Sure enough, I got a couple of funny answers within a few minutes, but within about half an hour somebody convinced me that Prince was worth caring about:

“Prince is able to play multitude of instruments and genres. He mastered the piano at seven, and 6 instruments by 12. He is the youngest to ever produce his own albums at the age of 19. He takes risks and help define the sounds of the 80’s. He was the first black artist to appear on MTV. Not Michael Jackson.”

But there are a few things I’d love to see Answers do better. It’s so random and dense that I need some kind of UI for surfacing stuff that might matter to me. I like that when I post a question it tries to point me to similar questions that have already been answered.

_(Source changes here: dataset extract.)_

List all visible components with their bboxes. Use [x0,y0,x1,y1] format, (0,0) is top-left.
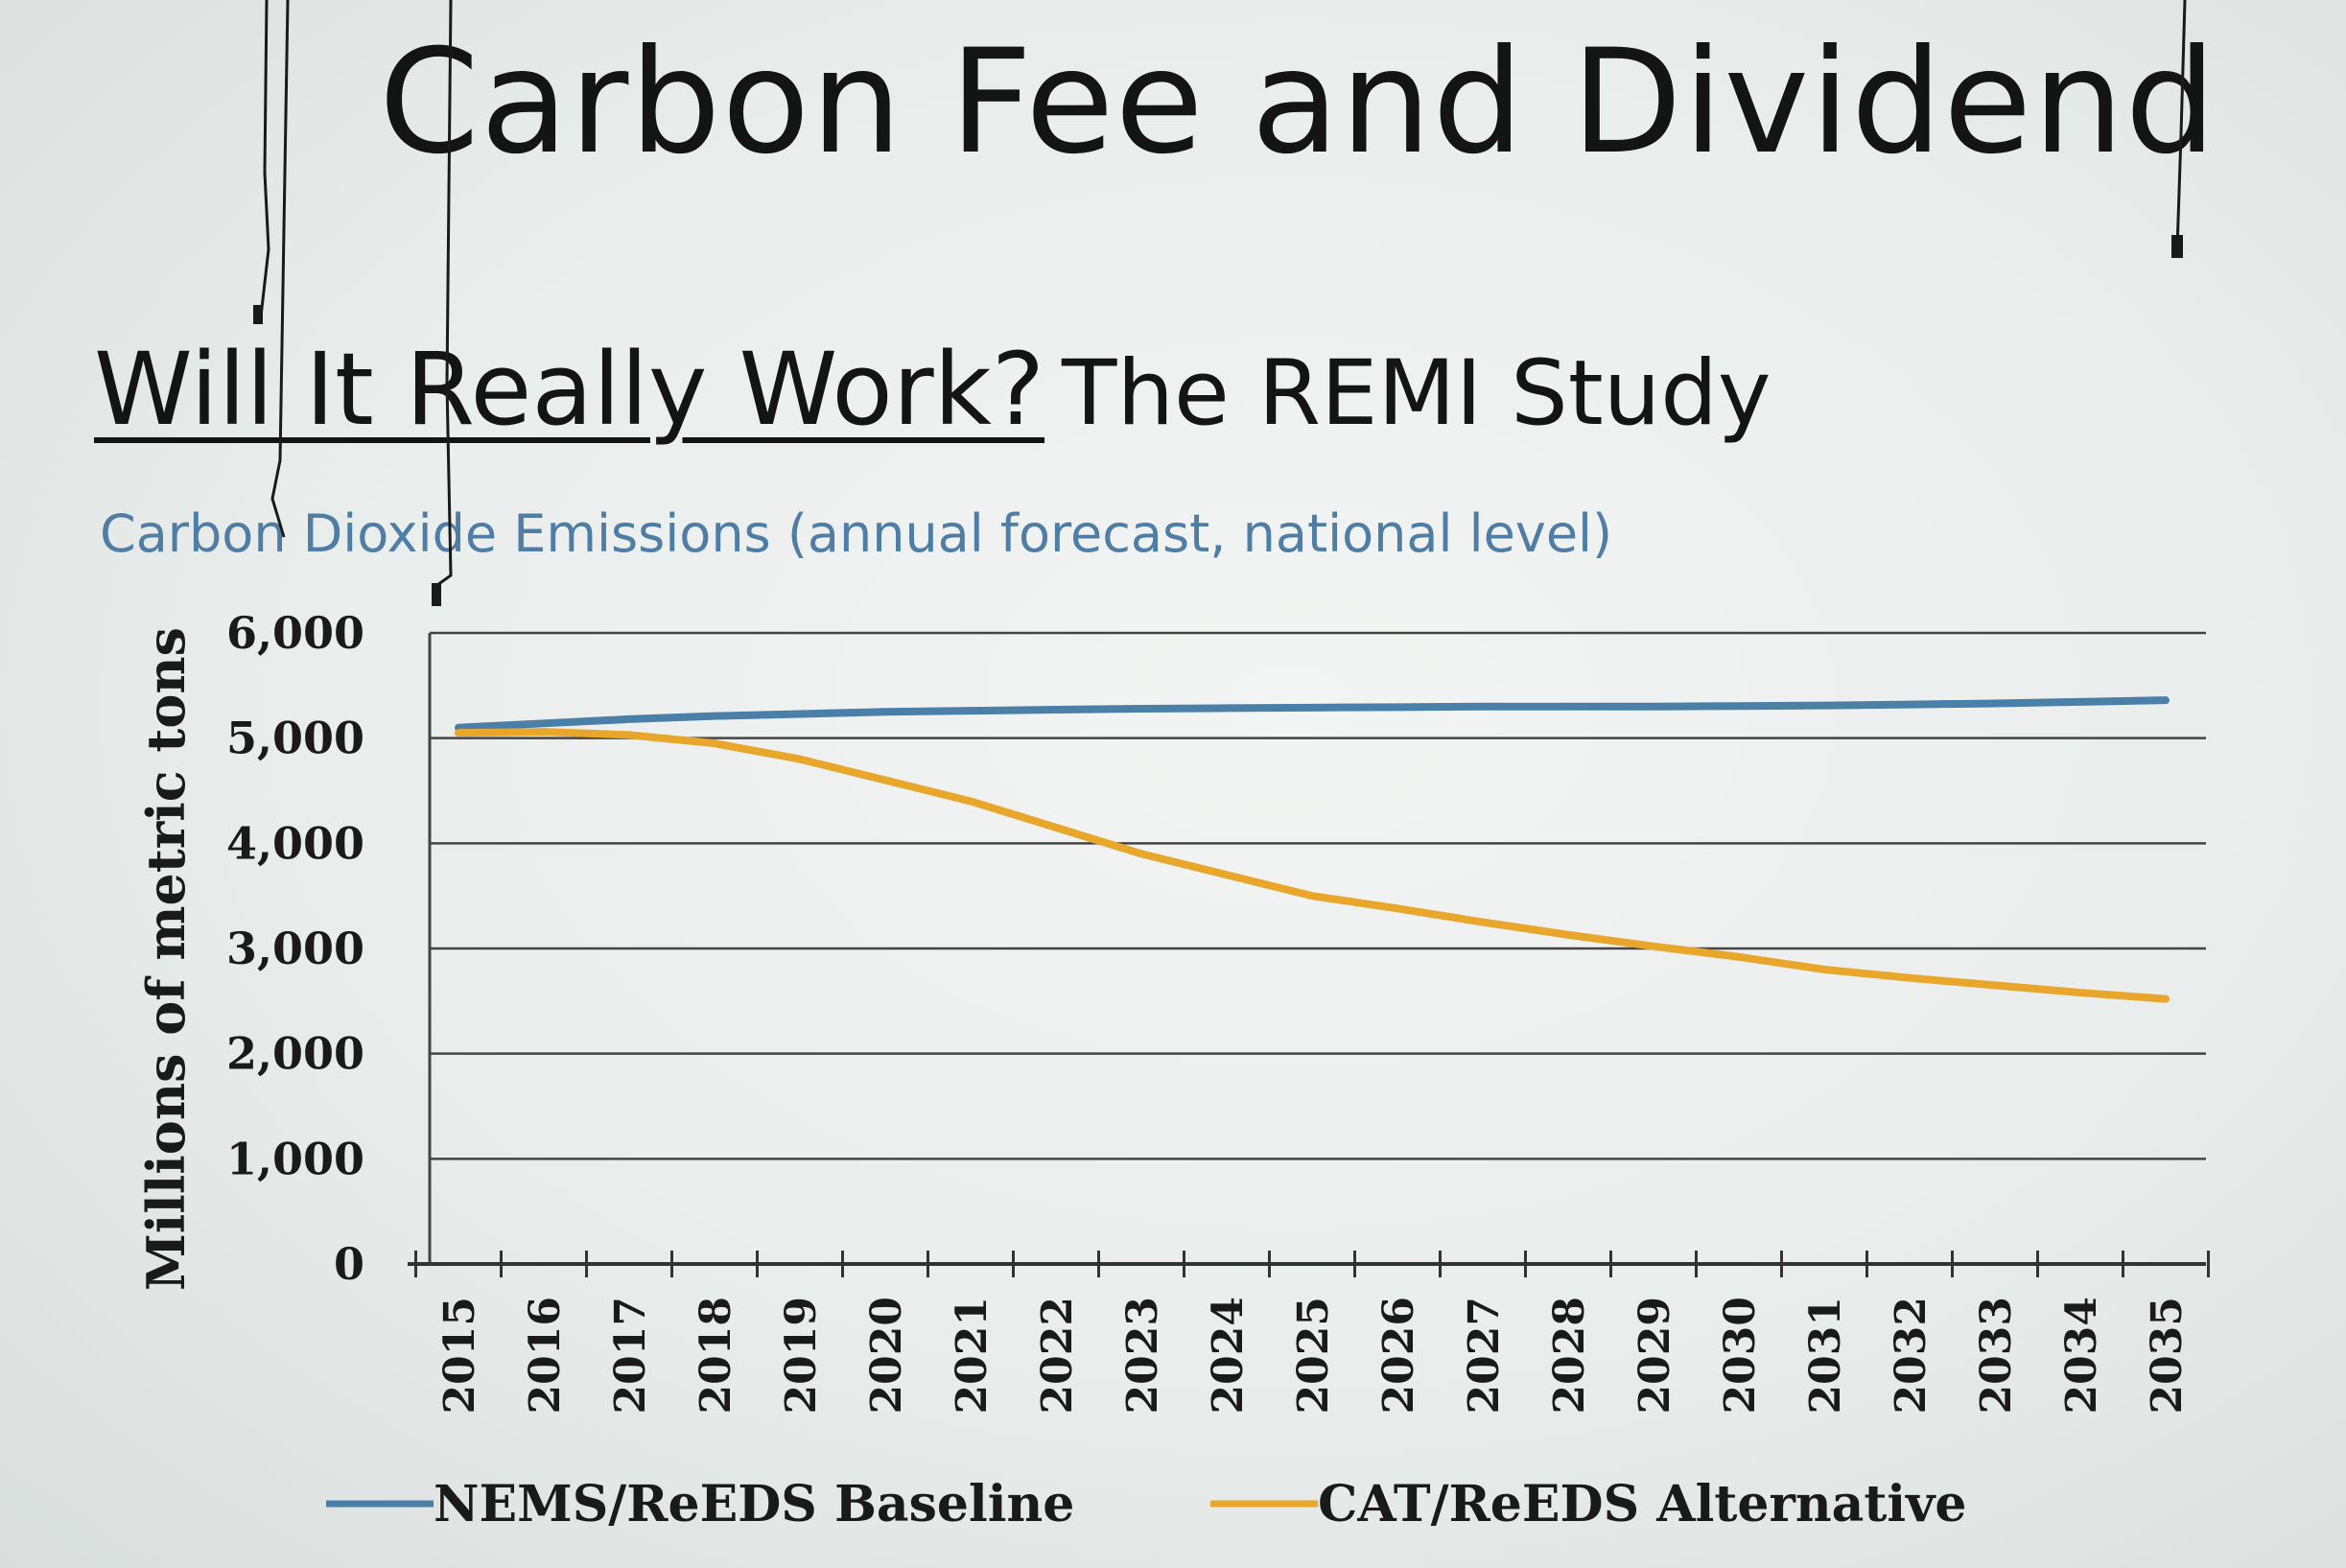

I also want to have some kind of natural incentive for answering other people’s questions. Points won’t do it. Maybe I don’t get it still, but I don’t have any desire to add my knowledge into the pool, yet.

Lastly, I’d love to see the back end opened up as a service…completely. Community sites of all types including publishers should be able to skin the service for their users which would then contribute more data to the wider knowledge pool. I can imagine a site like PCWorld.com using Answers to help their users help each other answer laptop fix-it types of questions or maybe storage device shopping advice.

Obviously, my comments have to be taken with a grain of salt since I share the same employer as the Answers team. But the purpose in writing this was less about promotion and more about exploring social incentives online with a new real world example. There’s more to learn from Answers, I’m sure, but there’s lots to be emulated, as well.